B, C are mutually exclusive.

And i have to proove this:

P(A | B ∪ C) = [ P(B) * P(A | B) / P(B) + P(C) ] + [ P(C) * P(A | C) / P(B) + P(C) ]

I have tried load of things, but mostly i am doing cycles around. I am definatelly missing some keypoint ?

Shoud i try proove it by taking the long part and reach P(A | B ∪ C) , or should i take small part reach the big one?

Honestly i have tryed both way and nothing absolutely nothing.

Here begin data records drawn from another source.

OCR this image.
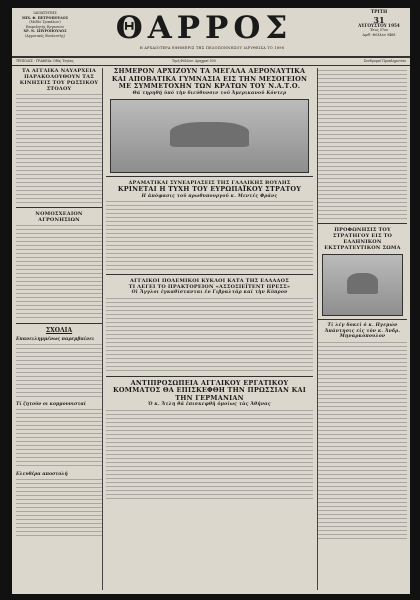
ΙΔΙΟΚΤΗΤΗΣ
ΜΙΧ. Φ. ΠΕΤΡΟΠΟΥΛΟΣ
(Μεδίο Τρικάλων)
Επιμελητής Εργασιών
ΧΡ. Ν. ΣΠΥΡΟΠΟΥΛΟΣ
(Αγροτικός Βουλευτής)	ΘΑΡΡΟΣ
Η ΑΡΧΑΙΟΤΕΡΑ ΕΦΗΜΕΡΙΣ ΤΗΣ ΠΕΛΟΠΟΝΝΗΣΟΥ ΙΔΡΥΘΕΙΣΑ ΤΟ 1898
ΤΡΙΤΗ
31
ΑΥΓΟΥΣΤΟΥ 1954
Έτος 57ον
Αριθ. Φύλλου 9468
ΤΡΙΠΟΛΙΣ - ΓΡΑΦΕΙΑ: Οδός Τεγέας	Τιμή Φύλλου: Δραχμαί 500	Συνδρομαί Προπληρωτέαι
ΤΑ ΑΓΓΛΙΚΑ ΝΑΥΑΡΧΕΙΑ ΠΑΡΑΚΟΛΟΥΘΟΥΝ ΤΑΣ ΚΙΝΗΣΕΙΣ ΤΟΥ ΡΩΣΣΙΚΟΥ ΣΤΟΛΟΥ
ΝΟΜΟΣΧΕΔΙΟΝ ΑΓΡΟΝΗΣΙΩΝ
ΣΧΟΛΙΑ
Επανειλημμένως παρεμβαίνει
Τί ζητούν οι κομμουνισταί
Ελευθέρα αποστολή
ΣΗΜΕΡΟΝ ΑΡΧΙΖΟΥΝ ΤΑ ΜΕΓΑΛΑ ΑΕΡΟΝΑΥΤΙΚΑ ΚΑΙ ΑΠΟΒΑΤΙΚΑ ΓΥΜΝΑΣΙΑ ΕΙΣ ΤΗΝ ΜΕΣΟΓΕΙΟΝ ΜΕ ΣΥΜΜΕΤΟΧΗΝ ΤΩΝ ΚΡΑΤΩΝ ΤΟΥ Ν.Α.Τ.Ο.
Θά τηρηθή ὑπό τὴν διεύθυνσιν τοῦ Ἀμερικανοῦ Κόντερ
ΔΡΑΜΑΤΙΚΑΙ ΣΥΝΕΔΡΙΑΣΕΙΣ ΤΗΣ ΓΑΛΛΙΚΗΣ ΒΟΥΛΗΣ
ΚΡΙΝΕΤΑΙ Η ΤΥΧΗ ΤΟΥ ΕΥΡΩΠΑΪΚΟΥ ΣΤΡΑΤΟΥ
Η ἀπόφασις τοῦ πρωθυπουργοῦ κ. Μεντές Φράνς
ΑΓΓΛΙΚΟΙ ΠΟΛΕΜΙΚΟΙ ΚΥΚΛΟΙ ΚΑΤΑ ΤΗΣ ΕΛΛΑΔΟΣ
ΤΙ ΛΕΓΕΙ ΤΟ ΠΡΑΚΤΟΡΕΙΟΝ «ΑΣΣΟΣΙΕΪΤΕΝΤ ΠΡΕΣΣ»
Οἱ Ἄγγλοι ἐγκαθίστανται ἐν Γιβραλτάρ καί τὴν Κύπρον
ΑΝΤΙΠΡΟΣΩΠΕΙΑ ΑΓΓΛΙΚΟΥ ΕΡΓΑΤΙΚΟΥ ΚΟΜΜΑΤΟΣ ΘΑ ΕΠΙΣΚΕΦΘΗ ΤΗΝ ΠΡΩΣΣΙΑΝ ΚΑΙ ΤΗΝ ΓΕΡΜΑΝΙΑΝ
Ὁ κ. Ἄτλη θά ἐπισκεφθῆ ὁμοίως τὰς Ἀθήνας
ΠΡΟΦΩΝΗΣΙΣ ΤΟΥ ΣΤΡΑΤΗΓΟΥ ΕΙΣ ΤΟ ΕΛΛΗΝΙΚΟΝ ΕΚΣΤΡΑΤΕΥΤΙΚΟΝ ΣΩΜΑ
Τί λέγ δοκεῖ ὁ κ. Ηγεμών
Ἀπάντησις εἰς τὸν κ. Ἀνδρ. Μηναρκόπουλον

On my best attempt i reached this point (by taking the long part trying to reach the 1st part):

P(A∩B) + P(A∩C) / P(B) + P(C) and i cant continue from this point. i mean that if "+" was like "or" i could probably say that

P(A∩B) + P(A∩C) / P(B) + P(C) = P(A∩(B∪C)) / P(B) +P(C) and finish it here (but its wrong)...

Any ideas there ?

2. ## Re: Conditional Probability Proof

Originally Posted by Yonas
And i have to proove this:

P(A | B ∪ C) = [ P(B) * P(A | B) / P(B) + P(C) ] + [ P(C) * P(A | C) / P(B) + P(C) ]
You do know that in the standard order or operations division comes before addition, right?

Originally Posted by Yonas
On my best attempt i reached this point (by taking the long part trying to reach the 1st part):

(P(A∩B) + P(A∩C)) / (P(B) + P(C)) and i cant continue from this point. i mean that if "+" was like "or" i could probably say that

(P(A∩B) + P(A∩C)) / (P(B) + P(C)) = P(A∩(B∪C)) / (P(B) +P(C)) and finish it here (but its wrong)...
It's not wrong. First, since B and C are mutually exclusive (i.e., are disjoint subsets of the sample space), we have P(B) + P(C) = P(B ∪ C). Second, for the same reason A ∩ B and A ∩ C are also disjoint, so P(A ∩ B) + P(A ∩ C) = P((A ∩ B) ∪ (A ∩ C)) = P(A ∩ (B ∪ C)).

3. ## Re: Conditional Probability Proof

Originally Posted by emakarov
You do know that in the standard order or operations division comes before addition, right?
Yes mate, i know that, and its quite trashy from me not using parentheses, excuse me.

Originally Posted by emakarov
It's not wrong. First, since B and C are mutually exclusive (i.e., are disjoint subsets of the sample space), we have P(B) + P(C) = P(B ∪ C). Second, for the same reason A ∩ B and A ∩ C are also disjoint, so P(A ∩ B) + P(A ∩ C) = P((A ∩ B) ∪ (A ∩ C)) = P(A ∩ (B ∪ C)).
Oh, i see! Quite enlighting answer pal. Thank you a lot.

So, do you think my way to proove going from [P(B) * P(A | B) / ( P(B) + P(C) ) ] + [ P(C) * P(A | C) / ( P(B) + P(C) ) ] to P(A | B ∪ C) is right, just like i described it later? I mean, do i really proove it like this, it seems that i really do, but i cant be sure like 100% , i am not very familiar with this field. Can you call this "legitimate" proof ?

Thanks

4. ## Re: Conditional Probability Proof

Ultimately, it does not matter whether you prove equality by converting the left-hand side into the right-hand side or vice versa. It may be easier to come up with a transformation in one direction, but once the chain of equalities is written, it can be read both ways.

If you'd like, post a complete proof for a feedback.